Time to end the scourge of gender-based violence
Activists across the world are engaging in 16 days of action to eliminate gender-based violence as shocking statistics show the scale of devastation caused by such violence.
The days of action started on 25 November – the International Day for the Elimination of Violence against Women – and continue until 10 December.
This year’s theme #HearMeToo reflects on the importance of shining a light on the scale of gender-based violence in our community.
In Australia, one woman is killed every week at the hand of their current or former partner and one in three women will survive domestic or family violence in their lifetime.
Activists from all over the world are choosing to wear orange, posting resources on social media using the hashtags #HearMeToo and #OrangeTheWorld and making a contribution within their community to prevent gender-based violence.
Teachers may choose, with the support of their principal, to talk to high school students about the impacts of domestic violence and highlight the days of action.
Teachers are reminded that any student disclosures arising from such classroom discussions may be supported in a timely way by the school counsellor, chaplain, nurse or psychologist. Any relevant school level or systemic policies regarding reporting requirements where students reveal abuse should also be adhered to.

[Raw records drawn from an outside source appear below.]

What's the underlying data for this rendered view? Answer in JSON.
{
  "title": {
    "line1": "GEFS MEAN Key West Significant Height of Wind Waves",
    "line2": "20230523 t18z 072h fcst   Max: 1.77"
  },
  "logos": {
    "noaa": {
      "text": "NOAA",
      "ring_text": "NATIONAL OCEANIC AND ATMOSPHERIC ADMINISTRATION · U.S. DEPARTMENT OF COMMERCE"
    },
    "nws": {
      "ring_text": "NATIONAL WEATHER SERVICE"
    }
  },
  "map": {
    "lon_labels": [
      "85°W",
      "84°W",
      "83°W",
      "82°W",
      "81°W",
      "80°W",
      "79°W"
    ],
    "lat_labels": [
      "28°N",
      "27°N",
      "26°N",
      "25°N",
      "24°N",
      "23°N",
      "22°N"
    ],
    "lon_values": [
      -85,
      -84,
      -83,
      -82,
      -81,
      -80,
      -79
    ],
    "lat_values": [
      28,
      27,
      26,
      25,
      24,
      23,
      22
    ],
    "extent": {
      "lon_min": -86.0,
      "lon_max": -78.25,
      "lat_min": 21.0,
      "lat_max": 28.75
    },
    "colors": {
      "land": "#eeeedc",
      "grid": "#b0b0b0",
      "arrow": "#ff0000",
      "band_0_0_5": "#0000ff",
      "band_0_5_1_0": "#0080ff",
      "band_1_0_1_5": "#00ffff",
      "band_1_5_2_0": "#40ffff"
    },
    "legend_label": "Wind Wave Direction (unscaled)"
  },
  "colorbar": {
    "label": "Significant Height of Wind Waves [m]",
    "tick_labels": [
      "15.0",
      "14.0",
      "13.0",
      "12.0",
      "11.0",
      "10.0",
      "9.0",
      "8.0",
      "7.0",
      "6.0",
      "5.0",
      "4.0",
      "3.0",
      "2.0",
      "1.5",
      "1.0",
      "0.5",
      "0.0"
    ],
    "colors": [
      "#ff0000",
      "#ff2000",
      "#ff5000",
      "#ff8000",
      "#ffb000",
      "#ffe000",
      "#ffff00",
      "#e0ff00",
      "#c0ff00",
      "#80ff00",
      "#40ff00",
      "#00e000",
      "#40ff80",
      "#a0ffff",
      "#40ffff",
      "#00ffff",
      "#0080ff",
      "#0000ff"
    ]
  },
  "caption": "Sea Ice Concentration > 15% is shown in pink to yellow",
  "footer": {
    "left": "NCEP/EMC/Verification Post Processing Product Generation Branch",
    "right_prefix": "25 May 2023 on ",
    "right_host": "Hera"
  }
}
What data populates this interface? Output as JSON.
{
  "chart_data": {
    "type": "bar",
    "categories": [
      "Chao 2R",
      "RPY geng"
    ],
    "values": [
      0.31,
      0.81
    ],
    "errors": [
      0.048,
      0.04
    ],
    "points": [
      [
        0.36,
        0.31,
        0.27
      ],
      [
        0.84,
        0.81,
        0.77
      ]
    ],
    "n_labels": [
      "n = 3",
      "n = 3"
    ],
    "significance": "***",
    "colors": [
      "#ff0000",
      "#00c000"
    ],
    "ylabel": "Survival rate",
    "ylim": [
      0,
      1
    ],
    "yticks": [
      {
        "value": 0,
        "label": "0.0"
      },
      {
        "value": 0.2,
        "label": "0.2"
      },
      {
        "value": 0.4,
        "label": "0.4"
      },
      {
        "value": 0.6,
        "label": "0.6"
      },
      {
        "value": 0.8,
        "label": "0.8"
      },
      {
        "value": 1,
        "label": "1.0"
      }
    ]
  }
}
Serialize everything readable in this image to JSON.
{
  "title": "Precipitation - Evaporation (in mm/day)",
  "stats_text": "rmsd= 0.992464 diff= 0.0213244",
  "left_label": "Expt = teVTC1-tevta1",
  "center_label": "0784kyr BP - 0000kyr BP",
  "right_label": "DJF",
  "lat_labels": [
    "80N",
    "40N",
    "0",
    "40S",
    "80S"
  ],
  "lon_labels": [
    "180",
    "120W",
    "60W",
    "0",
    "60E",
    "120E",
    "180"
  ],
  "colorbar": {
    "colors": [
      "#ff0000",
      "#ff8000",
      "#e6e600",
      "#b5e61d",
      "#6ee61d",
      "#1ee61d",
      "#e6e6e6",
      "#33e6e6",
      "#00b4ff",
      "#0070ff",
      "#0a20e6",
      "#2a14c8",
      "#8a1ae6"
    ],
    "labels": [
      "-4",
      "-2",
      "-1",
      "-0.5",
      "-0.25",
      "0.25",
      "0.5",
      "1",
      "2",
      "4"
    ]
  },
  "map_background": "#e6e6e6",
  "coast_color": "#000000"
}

If you are concerned about yourself, a colleague or a student you can access 24 hour telephone counselling through any of these providers:
- 1800 RESPECT: 1800 737 732
- Lifeline: 13 11 14 or www.lifeline.org.au
- Kids Helpline: 1800 551 800 or www.kidshelp.com.au
Chapters that held or will hold an #orangetheworld day in support of the elimination of violence against women are encouraged to send through photos to email@example.com to be featured on our social media page.
Unions campaign to end sexual harassment at work
Many women also experience gender-based violence in the workplace.
In a recently concluded survey, the Australian Council of Trade Unions (ACTU) found more than 60% of women had been sexually harassed at work.
Of those who had experienced harassment, less than half reported the incident in fear of negative consequences of reporting harassment.
Forms of harassment reported by survey participants included crude or offensive behaviour, unwanted sexual attention, inappropriate physical contact and harassment on social media.
ACTU President Michele O’Neil said everyone had the right to go to work without the fear of harassment and unwanted sexual attention.
“For many people – mainly women – today in Australia this is not the reality. Our workplace laws have failed women who are experiencing harassment at work,” Ms O’Neil said.
Ms O’Neil said employers had an important role to play in ending sexual harassment in workplaces.
“This is a systemic issue in the workplace and employers cannot sit on their hands,” Ms O’Neil said.
“We need to give everyone who is sexually harassed at work fast, effective and inexpensive recourse. No one should have to weigh the cost of holding perpetrators to account."
Ms O’Neil said the entire union movement is committed to a campaign to change the rules on sexual harassment.
“Too many people are working in environments which are not safe; this needs to end.
“We call on all political parties to get behind the campaign to change the rules on sexual harassment in the workplace.”
Only through raising awareness and taking a stand can we truly change these troubling statistics.